Various education and training posts across the UK could be cut as part of Health Education England’s second phase of savings re-organisation.

The £5 billion organisation, which is responsible for healthcare education and workforce planning, has confirmed plans to find £7 million worth of savings in a review of staff employed by it’s 13 local education and training boards. The proposed review will commence in October.

The HEE has already undergone drastic changes, re-organising roles by swapping senior posts for the creation of four new national directors, as part of plans to cut running costs by 20% (approximately £17 million) by next March.

Creating savings

Other ways the HEE plans to make savings include £4 million from stopping recurrent under spending; £3 million on non pay costs such as estates and procurement costs; as well as reducing back office running costs by £1 million.

An HEE spokeswoman told the HSJ “We are already identifying much of the required savings from restrictions on recruitment and the use of agency staff, reviewing current vacancies, reducing travel and accommodation costs, an estates review including leases on over 40 properties and better procurement.
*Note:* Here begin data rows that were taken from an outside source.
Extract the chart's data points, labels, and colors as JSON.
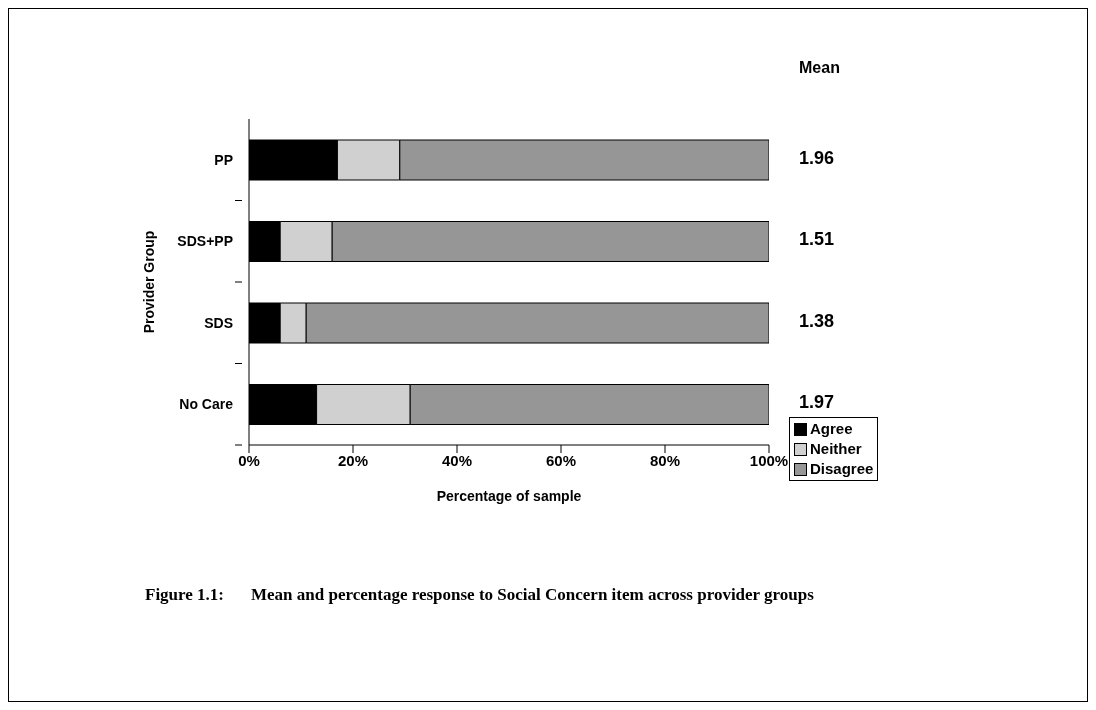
{
  "chart_data": {
    "type": "bar",
    "orientation": "horizontal",
    "stacked": true,
    "xlabel": "Percentage of sample",
    "ylabel": "Provider Group",
    "categories": [
      "PP",
      "SDS+PP",
      "SDS",
      "No Care"
    ],
    "series": [
      {
        "name": "Agree",
        "color": "#000000",
        "values": [
          17,
          6,
          6,
          13
        ]
      },
      {
        "name": "Neither",
        "color": "#d0d0d0",
        "values": [
          12,
          10,
          5,
          18
        ]
      },
      {
        "name": "Disagree",
        "color": "#969696",
        "values": [
          71,
          84,
          89,
          69
        ]
      }
    ],
    "xlim": [
      0,
      100
    ],
    "xticks": [
      {
        "value": 0,
        "label": "0%"
      },
      {
        "value": 20,
        "label": "20%"
      },
      {
        "value": 40,
        "label": "40%"
      },
      {
        "value": 60,
        "label": "60%"
      },
      {
        "value": 80,
        "label": "80%"
      },
      {
        "value": 100,
        "label": "100%"
      }
    ],
    "annotations": [
      "Mean",
      "1.96",
      "1.51",
      "1.38",
      "1.97",
      "Figure 1.1:\tMean and percentage response to Social Concern item across provider groups"
    ],
    "grid": false,
    "legend": "bottom right"
  }
}
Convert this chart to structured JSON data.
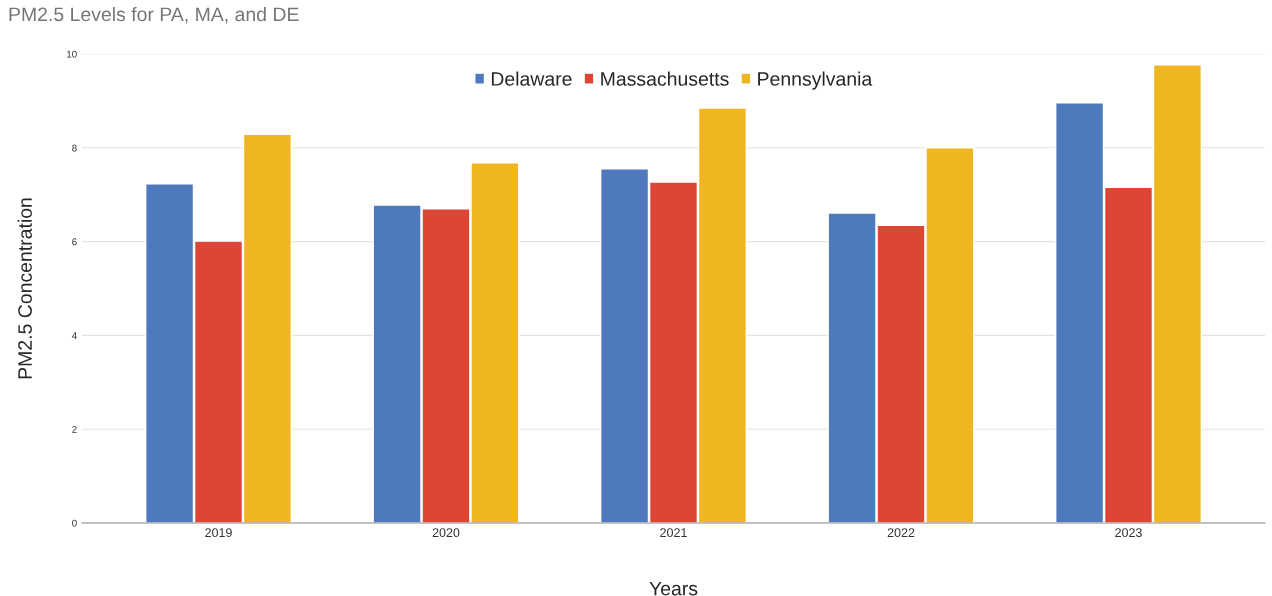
{
  "chart_data": {
    "type": "bar",
    "title": "PM2.5 Levels for PA, MA, and DE",
    "xlabel": "Years",
    "ylabel": "PM2.5 Concentration",
    "categories": [
      "2019",
      "2020",
      "2021",
      "2022",
      "2023"
    ],
    "series": [
      {
        "name": "Delaware",
        "color": "#4e79bd",
        "values": [
          7.23,
          6.78,
          7.55,
          6.61,
          8.96
        ]
      },
      {
        "name": "Massachusetts",
        "color": "#dd4535",
        "values": [
          6.01,
          6.7,
          7.27,
          6.35,
          7.16
        ]
      },
      {
        "name": "Pennsylvania",
        "color": "#f0b621",
        "values": [
          8.29,
          7.68,
          8.85,
          8.0,
          9.77
        ]
      }
    ],
    "ylim": [
      0,
      10
    ],
    "yticks": [
      0,
      2,
      4,
      6,
      8,
      10
    ],
    "grid": "y",
    "legend": "top"
  }
}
We need to improve the way we work and we cannot continue to have 14 different approaches to procurement, information governance or a host of other procedures. Staff recognise that we can’t work in the same way as we do now; with a 20% reduction in running costs it would not be fair or sustainable.”

Dame Jessica Corner, chair of the Council of Deans Health, said “We understand Health Education England needs to reduce costs and streamline some of the commissioning and back office functions. But I am worried some of the great local partnership working that we have worked hard to build over the last year between trusts, universities and LETB’s may be undermined in another re-organisation. There is a risk that the voice on education for nurses and allied health professionals will be diminished in the new structures.”

Ieuan Ellis, dean of health at Leeds Metropolitan University said “The timing and pace of the proposed changes appear premature and risk de-stabilising new LETB workforce planning and education commissioning structures and functions before these have become properly embedded or evaluated.”